Event Details
Topic description / abstract:
The Modern Synthesis theory of evolution is a foundationalist theory. It explains its target phenomena—the fit and diversity of biological form—by appeal to the aggregated activities of fundamental entities, ‘givens’. The ‘givens’ are genes, chemicals that encode phenotypes. Analogously, analytic philosophy also deploys foundationalist theories: of mind, language, perception, knowledge. These philosophical foundationalisms suffer from a systemic weakness; the resources of the theory radically underdetermine the phenomena they are intended to explain. I argue that Modern Synthesis foundationalism has the same shortcomings, for the same reasons. In each case, the phenomena of interest are ‘agential’ phenomena, and foundationalist theories are incapable of encompassing them. This should occasion a re-interpretation of the Modern Synthesis. We should not think of it as limning the causes of evolutionary change.
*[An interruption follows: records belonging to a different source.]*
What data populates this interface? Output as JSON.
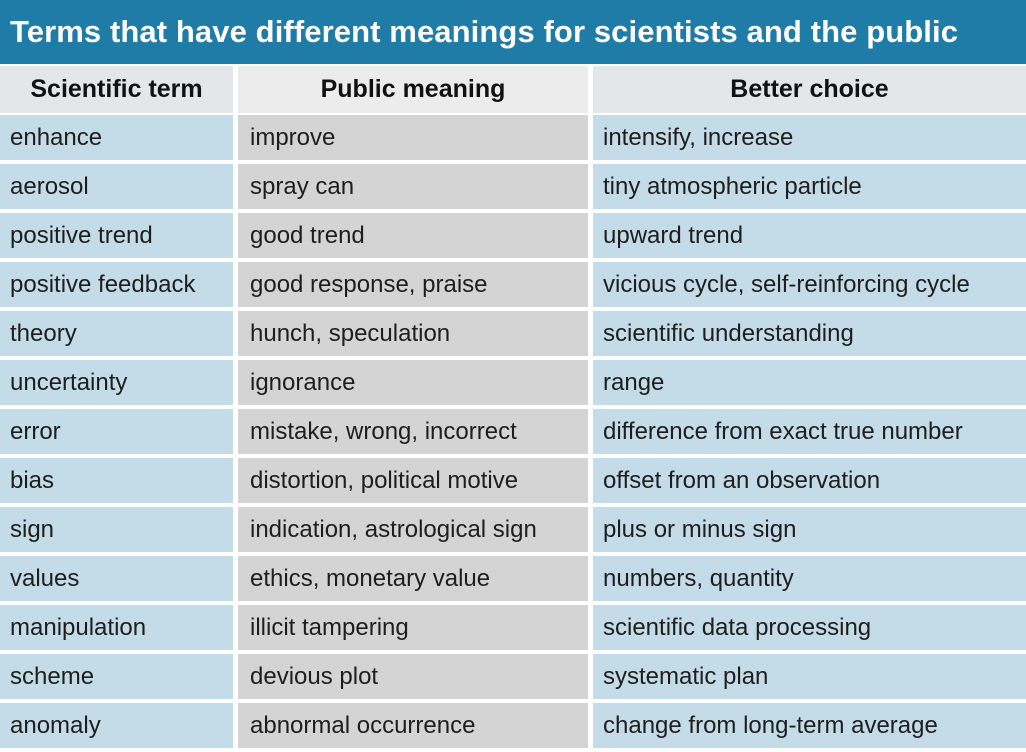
{
  "title": "Terms that have different meanings for scientists and the public",
  "colors": {
    "title_bg": "#1f7ca6",
    "header_bg": "#e3e7ea",
    "term_col_bg": "#c4dbe8",
    "public_col_bg": "#d4d4d4",
    "choice_col_bg": "#c4dbe8"
  },
  "headers": {
    "scientific_term": "Scientific term",
    "public_meaning": "Public meaning",
    "better_choice": "Better choice"
  },
  "rows": [
    {
      "term": "enhance",
      "public": "improve",
      "better": "intensify, increase"
    },
    {
      "term": "aerosol",
      "public": "spray can",
      "better": "tiny atmospheric particle"
    },
    {
      "term": "positive trend",
      "public": "good trend",
      "better": "upward trend"
    },
    {
      "term": "positive feedback",
      "public": "good response, praise",
      "better": "vicious cycle, self-reinforcing cycle"
    },
    {
      "term": "theory",
      "public": "hunch, speculation",
      "better": "scientific understanding"
    },
    {
      "term": "uncertainty",
      "public": "ignorance",
      "better": "range"
    },
    {
      "term": "error",
      "public": "mistake, wrong, incorrect",
      "better": "difference from exact true number"
    },
    {
      "term": "bias",
      "public": "distortion, political motive",
      "better": "offset from an observation"
    },
    {
      "term": "sign",
      "public": "indication, astrological sign",
      "better": "plus or minus sign"
    },
    {
      "term": "values",
      "public": "ethics, monetary value",
      "better": "numbers, quantity"
    },
    {
      "term": "manipulation",
      "public": "illicit tampering",
      "better": "scientific data processing"
    },
    {
      "term": "scheme",
      "public": "devious plot",
      "better": "systematic plan"
    },
    {
      "term": "anomaly",
      "public": "abnormal occurrence",
      "better": "change from long-term average"
    }
  ]
}
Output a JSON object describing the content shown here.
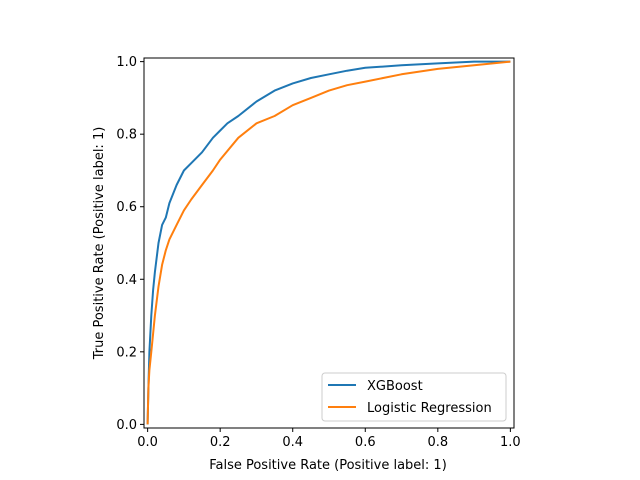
{
  "chart_data": {
    "type": "line",
    "xlabel": "False Positive Rate (Positive label: 1)",
    "ylabel": "True Positive Rate (Positive label: 1)",
    "xlim": [
      -0.01,
      1.01
    ],
    "ylim": [
      -0.01,
      1.01
    ],
    "x_ticks": [
      "0.0",
      "0.2",
      "0.4",
      "0.6",
      "0.8",
      "1.0"
    ],
    "y_ticks": [
      "0.0",
      "0.2",
      "0.4",
      "0.6",
      "0.8",
      "1.0"
    ],
    "grid": false,
    "legend_position": "bottom-right",
    "series": [
      {
        "name": "XGBoost",
        "color": "#1f77b4",
        "x": [
          0,
          0.002,
          0.005,
          0.01,
          0.015,
          0.02,
          0.03,
          0.04,
          0.05,
          0.06,
          0.08,
          0.1,
          0.12,
          0.15,
          0.18,
          0.2,
          0.22,
          0.25,
          0.3,
          0.35,
          0.4,
          0.45,
          0.5,
          0.55,
          0.6,
          0.7,
          0.8,
          0.9,
          1.0
        ],
        "y": [
          0,
          0.1,
          0.2,
          0.3,
          0.37,
          0.42,
          0.5,
          0.55,
          0.57,
          0.61,
          0.66,
          0.7,
          0.72,
          0.75,
          0.79,
          0.81,
          0.83,
          0.85,
          0.89,
          0.92,
          0.94,
          0.955,
          0.965,
          0.975,
          0.983,
          0.99,
          0.995,
          1.0,
          1.0
        ]
      },
      {
        "name": "Logistic Regression",
        "color": "#ff7f0e",
        "x": [
          0,
          0.002,
          0.005,
          0.01,
          0.015,
          0.02,
          0.03,
          0.04,
          0.05,
          0.06,
          0.08,
          0.1,
          0.12,
          0.15,
          0.18,
          0.2,
          0.25,
          0.3,
          0.35,
          0.4,
          0.45,
          0.5,
          0.55,
          0.6,
          0.7,
          0.8,
          0.9,
          1.0
        ],
        "y": [
          0,
          0.1,
          0.15,
          0.2,
          0.25,
          0.3,
          0.38,
          0.44,
          0.48,
          0.51,
          0.55,
          0.59,
          0.62,
          0.66,
          0.7,
          0.73,
          0.79,
          0.83,
          0.85,
          0.88,
          0.9,
          0.92,
          0.935,
          0.945,
          0.965,
          0.98,
          0.99,
          1.0
        ]
      }
    ]
  }
}
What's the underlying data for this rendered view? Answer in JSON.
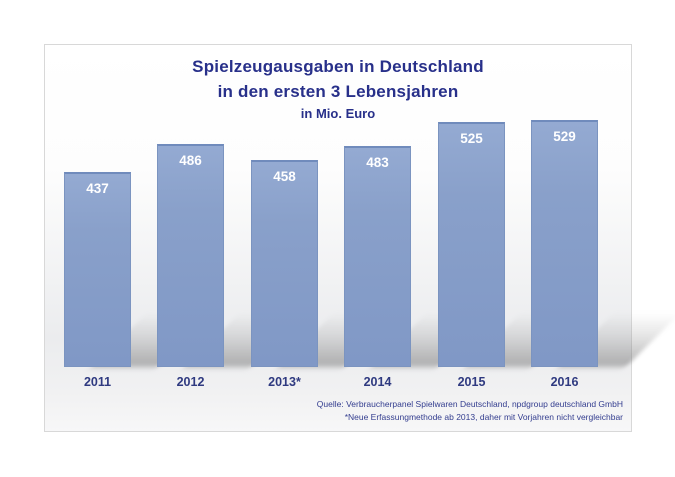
{
  "chart": {
    "title_line1": "Spielzeugausgaben in Deutschland",
    "title_line2": "in den ersten 3 Lebensjahren",
    "title_line3": "in Mio. Euro",
    "source_line1": "Quelle: Verbraucherpanel Spielwaren Deutschland, npdgroup deutschland GmbH",
    "source_line2": "*Neue Erfassungmethode ab 2013, daher mit Vorjahren nicht vergleichbar",
    "colors": {
      "title_text": "#28308a",
      "year_label_text": "#2f3a80",
      "value_label_text": "#ffffff",
      "source_text": "#333d8f",
      "bar_fill": "#879ec9",
      "bar_border": "#708bbc",
      "panel_border": "#d8d8d8"
    }
  },
  "chart_data": {
    "type": "bar",
    "title": "Spielzeugausgaben in Deutschland in den ersten 3 Lebensjahren",
    "subtitle": "in Mio. Euro",
    "categories": [
      "2011",
      "2012",
      "2013*",
      "2014",
      "2015",
      "2016"
    ],
    "values": [
      437,
      486,
      458,
      483,
      525,
      529
    ],
    "xlabel": "",
    "ylabel": "Mio. Euro",
    "ylim": [
      0,
      560
    ],
    "grid": false,
    "legend": false,
    "data_labels": true,
    "data_label_position": "inside-top",
    "bar_shadow": "perspective-lower-right"
  }
}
Rather, we should see it as a useful, if highly idealised, abstract model of evolutionary phenomena.
Biographical note:
Denis Walsh is Professor in the Department of Philosophy, the Institute for the History and Philosophy of Science and Technology, and the Department Ecology and Evolutionary Biology at the University of Toronto. He did his PhD in biology at McGill University and his PhD in Philosophy at Kings College, University of London. He held the Canada Research chair in Philosophy of Biology from 2005-2015. He has taught at LSE, University of Edinburgh, Dartmouth College, MIT, and the University of Toronto. This year he is résident at IEA, Paris.